Questlove Mo’ Meta Blues: The World According to Questlove (2013), Creative Quest (2018), somethingtofoodabout (2016).

Each of these books, from the man who appears on this issue’s cover, is fascinating in its own right. (A fourth offering is due this fall.) Fun Fact: When our illustrious publisher Peter Shapiro and I interviewed Questlove, he told an extended version of a story that appears in Mo’ Meta Blues, in which The Roots received the Rolling Stone lead review that the drummer had been coveting his whole life— only to find himself accidentally omitted from the accompanying artwork.

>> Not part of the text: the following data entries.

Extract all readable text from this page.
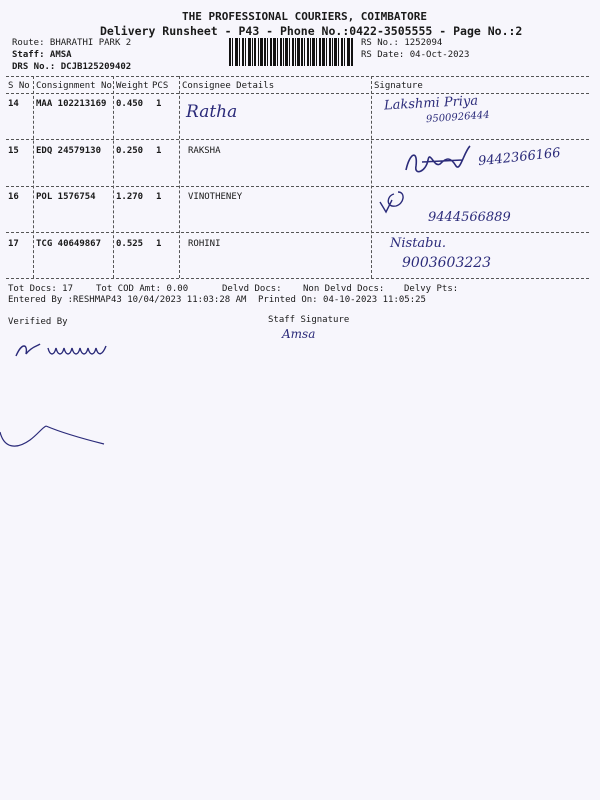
THE PROFESSIONAL COURIERS, COIMBATORE
Delivery Runsheet - P43 - Phone No.:0422-3505555 - Page No.:2
Route: BHARATHI PARK 2
Staff: AMSA
DRS No.: DCJB125209402
RS No.: 1252094
RS Date: 04-Oct-2023
S No Consignment No Weight PCS Consignee Details	Signature
14 MAA 102213169 0.450 1 Ratha	Lakshmi Priya
9500926444
15 EDQ 24579130 0.250 1	RAKSHA	9442366166
16 POL 1576754 1.270 1	VINOTHENEY
9444566889
17 TCG 40649867 0.525 1	ROHINI	Nistabu.
9003603223
Tot Docs: 17	Tot COD Amt: 0.00	Delvd Docs: Non Delvd Docs: Delvy Pts:
Entered By :RESHMAP43 10/04/2023 11:03:28 AM Printed On: 04-10-2023 11:05:25
Verified By	Staff Signature
Amsa
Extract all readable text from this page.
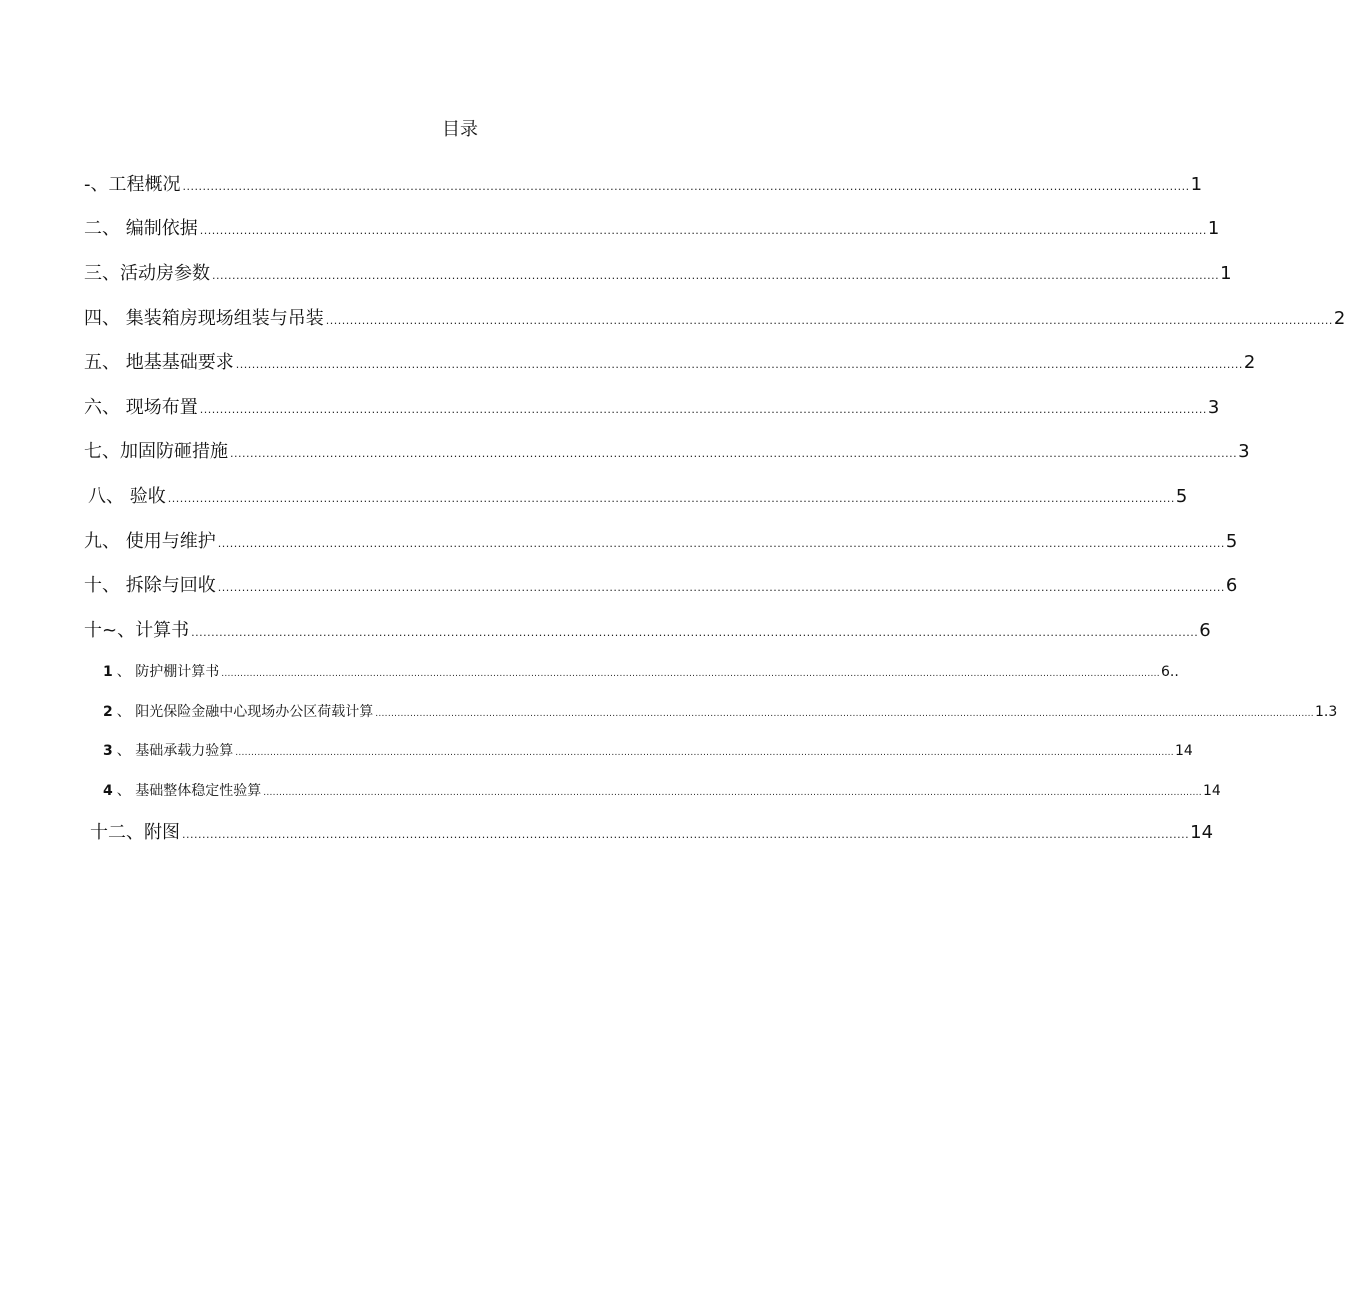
目录
-、工程概况 ............................................................................................................................................................................................................................................................ 1
二、 编制依据 ............................................................................................................................................................................................................................................................ 1
三、活动房参数 ............................................................................................................................................................................................................................................................ 1
四、 集装箱房现场组装与吊装 ............................................................................................................................................................................................................................................................ 2
五、 地基基础要求 ............................................................................................................................................................................................................................................................ 2
六、 现场布置 ............................................................................................................................................................................................................................................................ 3
七、加固防砸措施 ............................................................................................................................................................................................................................................................ 3
八、 验收 ............................................................................................................................................................................................................................................................ 5
九、 使用与维护 ............................................................................................................................................................................................................................................................ 5
十、 拆除与回收 ............................................................................................................................................................................................................................................................ 6
十~、计算书 ............................................................................................................................................................................................................................................................ 6
1 、 防护棚计算书 ......................................................................................................................................................................................................................................................................................................... 6..
2 、 阳光保险金融中心现场办公区荷载计算 ......................................................................................................................................................................................................................................................................................................... 1.3
3 、 基础承载力验算 ......................................................................................................................................................................................................................................................................................................... 14
4 、 基础整体稳定性验算 ......................................................................................................................................................................................................................................................................................................... 14
十二、附图 ............................................................................................................................................................................................................................................................ 14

Prince The Beautiful Ones (2019).

Questlove references this book in our cover story, describing Prince’s dad taking him to see the Woodstock documentary, which—in Prince’s words— “was like going 2 the Wizard of Oz 2 ask 4 a new brain.” Released three years after Prince’s death, The Beautiful Ones draws on photos, scrapbooks and other ephemera.

Henry Louis Gates, Jr. The Black Church: This Is Our Story, This Is Our Song (2021).

The latest book from my former advisor is an important read. It was on my mind during a scene in Questlove’s Summer of Soul documentary, in which Mahalia Jackson and Mavis Staples share a microphone at the Harlem Cultural Festival.

Greg Kot I’ll Take You There: Mavis Staples, the Staple Singers and the Music That Shaped the Civil Rights Era (2014).

This is a wonderful read that adds historical and cultural context to the story of the Staples family.

Ann & Nancy Wilson with Charles R. Cross Kicking & Dreaming: A Story of Heart, Soul and Rock & Roll (2012).

In my conversation with Nancy, she mentions this memoir while reflecting on the time she gave an acoustic guitar to Eddie Van Halen. Kicking & Dreaming is a spirited book that jumps back and forth between the Wilson sisters’ perspectives.

Anthony S. Markellis Life…Real & Imagined (2019).

This short story collection from the Trey Anastasio Band bass player, who passed away in April, presents a series of character studies told mostly through dialogue, affirming his keen ear. I was amused to see Tony using his formal name. Back in 1998, when we published the very first issue of Jambands.com, a writer described him as “The Meat Man.” I felt obliged to fact-check this and he laughingly confirmed the nickname.